Aber von nun an steht die Milchquelle immer seltener zur Verfügung, bis sie versiegt und die Kleinen an das Neue gewöhnt sind. Trotzdem nun weder dem Dosenfutter noch den von uns sorglich gefüllten Futternäpfen üblicherweise lebende Mäuse entspringen, deren Meuchelmord Unterweisung erfordern würde, ändert das nichts am feliden Verhaltensmuster – ersatzweise wird eben dem Kleinvolk ein Stückchen Fleisch oder Dosennahrung laut maunzend vor die Füße gespuckt. Soll heißen, dieses ist in der Tat essbar, auch wenn’s nicht danach aussieht und seltsam riecht, also macht mal.

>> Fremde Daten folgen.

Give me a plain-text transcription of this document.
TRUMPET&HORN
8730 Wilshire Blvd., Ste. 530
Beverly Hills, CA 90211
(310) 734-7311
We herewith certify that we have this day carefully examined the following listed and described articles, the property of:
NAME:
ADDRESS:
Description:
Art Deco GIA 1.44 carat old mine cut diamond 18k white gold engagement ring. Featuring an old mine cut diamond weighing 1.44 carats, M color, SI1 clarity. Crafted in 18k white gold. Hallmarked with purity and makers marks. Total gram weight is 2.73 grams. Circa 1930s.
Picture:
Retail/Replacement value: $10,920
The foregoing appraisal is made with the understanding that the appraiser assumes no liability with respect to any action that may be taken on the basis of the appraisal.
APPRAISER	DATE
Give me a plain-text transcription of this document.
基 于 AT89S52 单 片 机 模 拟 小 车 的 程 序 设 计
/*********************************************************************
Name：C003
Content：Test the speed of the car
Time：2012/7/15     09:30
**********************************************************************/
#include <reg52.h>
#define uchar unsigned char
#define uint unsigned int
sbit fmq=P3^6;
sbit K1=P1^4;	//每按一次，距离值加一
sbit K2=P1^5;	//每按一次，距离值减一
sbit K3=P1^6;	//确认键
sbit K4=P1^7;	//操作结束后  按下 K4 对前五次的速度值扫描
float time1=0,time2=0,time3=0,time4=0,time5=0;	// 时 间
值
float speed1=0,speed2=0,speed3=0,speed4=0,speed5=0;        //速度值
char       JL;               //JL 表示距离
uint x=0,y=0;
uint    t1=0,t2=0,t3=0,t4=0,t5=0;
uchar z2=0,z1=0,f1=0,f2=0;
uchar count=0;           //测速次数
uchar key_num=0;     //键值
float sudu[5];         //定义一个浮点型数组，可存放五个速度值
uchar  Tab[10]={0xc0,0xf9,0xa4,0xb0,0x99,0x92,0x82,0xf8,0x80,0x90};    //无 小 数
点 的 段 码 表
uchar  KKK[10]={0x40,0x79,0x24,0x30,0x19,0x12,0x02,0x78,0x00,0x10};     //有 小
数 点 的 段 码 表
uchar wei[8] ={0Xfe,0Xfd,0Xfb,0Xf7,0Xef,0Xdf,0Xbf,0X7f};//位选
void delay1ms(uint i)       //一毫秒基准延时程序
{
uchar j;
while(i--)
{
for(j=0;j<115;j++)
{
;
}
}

Auch wenn wir nun schlafende kleine Kätzchen im Bücherregal, Geschirrschrank oder an anderen nicht minder seltsamen Orten finden - die pflegen sie in der Regel ganz allein zu entdecken, denn die mütterlichen Verschleppungsorgien haben ein natürliches Ende gefunden. Zumindest diesbezüglich können wir aufatmen, wenngleich in der Jungtieraufzucht noch lange nicht aller Tage Abend ist ... eher im Gegenteil ...

Übrigens: Der Vollständigkeit halber sei erwähnt, dass Kidnapping auch innerhalb einer Gruppe keine Seltenheit ist und sich schon mal eine „Tante“ eins ausleiht. Und nicht immer gewillt ist, es freiwillig wieder rauszurücken. Aber das ist eine andere Geschichte.